Dedicated virtual-number rentals bill you monthly or quarterly for every number you hold, whether or not a single code ever arrives — painful when all you needed was one verification SMS. Fragment's +888 numbers are a one-off purchase, but at many times the cost of a single code, plus the TON wallet setup. Numo's model is pay-per-code: prices start around $0.05, you see the exact price for every country before buying, and money only leaves your wallet when a code is actually delivered. Failed attempts cost nothing because the hold auto-releases. Payment is crypto-only — USDT on TRC-20 or Arbitrum — which is the feature, not the limitation: no card linked to your name, no KYC, and no chargeback disputes to navigate. For anyone provisioning numbers at volume (agencies managing client channels, developers testing signup flows), the same catalog is available through a REST API at /api/v1 — list services, buy a number, poll for the SMS, cancel with automatic refund. See the developer docs for the full flow.

Common questions

Can I create a Telegram account with just an email address?

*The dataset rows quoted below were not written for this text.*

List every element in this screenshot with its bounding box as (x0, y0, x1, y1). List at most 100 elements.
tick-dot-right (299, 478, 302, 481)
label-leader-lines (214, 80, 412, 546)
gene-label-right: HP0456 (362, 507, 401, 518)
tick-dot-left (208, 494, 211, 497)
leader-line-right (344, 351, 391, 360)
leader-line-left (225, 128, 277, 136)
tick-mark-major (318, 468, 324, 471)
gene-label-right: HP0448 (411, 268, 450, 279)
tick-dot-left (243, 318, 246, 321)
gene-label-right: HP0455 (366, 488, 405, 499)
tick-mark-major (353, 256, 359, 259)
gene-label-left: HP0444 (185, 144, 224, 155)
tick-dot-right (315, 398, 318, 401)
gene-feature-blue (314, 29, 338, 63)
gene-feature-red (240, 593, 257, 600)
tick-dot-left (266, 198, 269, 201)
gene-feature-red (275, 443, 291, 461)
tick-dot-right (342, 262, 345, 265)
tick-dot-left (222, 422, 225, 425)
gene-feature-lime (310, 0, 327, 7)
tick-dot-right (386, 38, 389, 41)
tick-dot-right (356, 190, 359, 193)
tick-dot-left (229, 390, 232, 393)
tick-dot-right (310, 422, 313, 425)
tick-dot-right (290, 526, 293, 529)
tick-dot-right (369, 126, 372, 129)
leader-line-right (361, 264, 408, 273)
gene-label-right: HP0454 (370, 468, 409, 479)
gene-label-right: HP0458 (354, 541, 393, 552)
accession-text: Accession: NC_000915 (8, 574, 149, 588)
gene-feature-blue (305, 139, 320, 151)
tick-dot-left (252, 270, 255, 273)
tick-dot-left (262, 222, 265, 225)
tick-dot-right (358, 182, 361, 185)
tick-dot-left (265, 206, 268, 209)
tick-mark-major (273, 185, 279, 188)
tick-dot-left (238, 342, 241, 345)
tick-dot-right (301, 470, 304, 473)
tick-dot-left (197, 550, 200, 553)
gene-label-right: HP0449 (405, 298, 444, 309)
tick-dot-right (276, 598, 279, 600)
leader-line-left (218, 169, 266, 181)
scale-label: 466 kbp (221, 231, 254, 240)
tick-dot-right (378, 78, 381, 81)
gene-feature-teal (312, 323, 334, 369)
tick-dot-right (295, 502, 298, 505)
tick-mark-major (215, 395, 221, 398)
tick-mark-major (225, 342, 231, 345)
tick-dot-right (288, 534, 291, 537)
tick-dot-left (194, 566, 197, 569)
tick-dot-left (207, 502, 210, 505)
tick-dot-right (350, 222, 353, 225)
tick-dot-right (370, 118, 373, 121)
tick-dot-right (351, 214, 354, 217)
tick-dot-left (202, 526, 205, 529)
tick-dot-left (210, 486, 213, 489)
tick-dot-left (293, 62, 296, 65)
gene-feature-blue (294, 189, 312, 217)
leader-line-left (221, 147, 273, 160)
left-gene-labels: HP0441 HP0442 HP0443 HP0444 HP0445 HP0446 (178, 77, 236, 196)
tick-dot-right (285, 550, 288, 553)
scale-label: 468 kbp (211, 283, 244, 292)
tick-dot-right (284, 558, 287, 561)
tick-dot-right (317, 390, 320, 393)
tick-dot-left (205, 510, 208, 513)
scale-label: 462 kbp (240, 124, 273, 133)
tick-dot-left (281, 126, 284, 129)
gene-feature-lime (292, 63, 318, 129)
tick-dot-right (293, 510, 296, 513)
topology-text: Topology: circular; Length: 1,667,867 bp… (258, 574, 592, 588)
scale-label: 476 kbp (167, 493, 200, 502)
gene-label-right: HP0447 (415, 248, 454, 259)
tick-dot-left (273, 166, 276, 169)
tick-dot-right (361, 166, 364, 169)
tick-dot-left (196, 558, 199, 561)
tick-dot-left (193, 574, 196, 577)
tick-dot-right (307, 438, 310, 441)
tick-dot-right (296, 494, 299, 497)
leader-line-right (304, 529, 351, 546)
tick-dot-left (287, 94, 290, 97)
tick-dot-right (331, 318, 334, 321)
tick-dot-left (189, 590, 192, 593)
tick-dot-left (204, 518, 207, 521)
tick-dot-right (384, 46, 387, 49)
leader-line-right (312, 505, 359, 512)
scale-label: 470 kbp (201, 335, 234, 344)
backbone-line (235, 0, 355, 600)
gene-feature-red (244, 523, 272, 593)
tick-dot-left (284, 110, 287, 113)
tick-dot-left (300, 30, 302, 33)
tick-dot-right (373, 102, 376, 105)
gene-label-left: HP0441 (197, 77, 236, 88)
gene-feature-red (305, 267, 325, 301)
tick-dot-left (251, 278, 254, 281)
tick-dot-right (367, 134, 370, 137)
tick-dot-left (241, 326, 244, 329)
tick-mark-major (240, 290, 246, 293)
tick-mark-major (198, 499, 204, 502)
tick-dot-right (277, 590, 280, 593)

No. Telegram has no email-only signup — registration always requires a phone number that can receive one verification code. The number doesn't have to be yours, though: an anonymous Fragment number or a one-time rented carrier number works, and after signup a username lets people contact you without seeing any number.

Can I have two Telegram accounts on one phone?

Yes. The official Telegram apps support up to three accounts on the same device (four with Telegram Premium) and let you switch between them. The catch is that each account needs its own unique phone number — you can't reuse the number from your first account. A one-time rented number per extra account solves this, at prices starting around $0.05 per code depending on country.

Do free temporary numbers work for Telegram?

Rarely, and with real downsides. Free receive-SMS sites publish their numbers publicly, so the popular ones have usually been registered on Telegram already and you'll see "number already in use." Worse, anyone can read that public inbox later — including login codes for your account. Free sites are fine for throwaway experiments, not for an account you plan to keep.

Does Google Voice or TextNow work for Telegram verification?

Often not. Telegram screens for VoIP number ranges the same way OpenAI, WhatsApp, PayPal, and banks do, and Google Voice or TextNow numbers are frequently rejected or flagged. Real non-VoIP carrier numbers — the kind Numo rents per-code — pass these checks because they come from actual mobile carriers, not internet telephony providers.

What happens if Telegram asks me to verify the number again later?

A one-time number can't receive SMS after the order closes, so prepare at signup: enable Telegram's two-step verification (a cloud password with email recovery) and keep an active session on at least one device. Active accounts are rarely re-verified, but the cloud password ensures a login prompt never depends on the original number alone.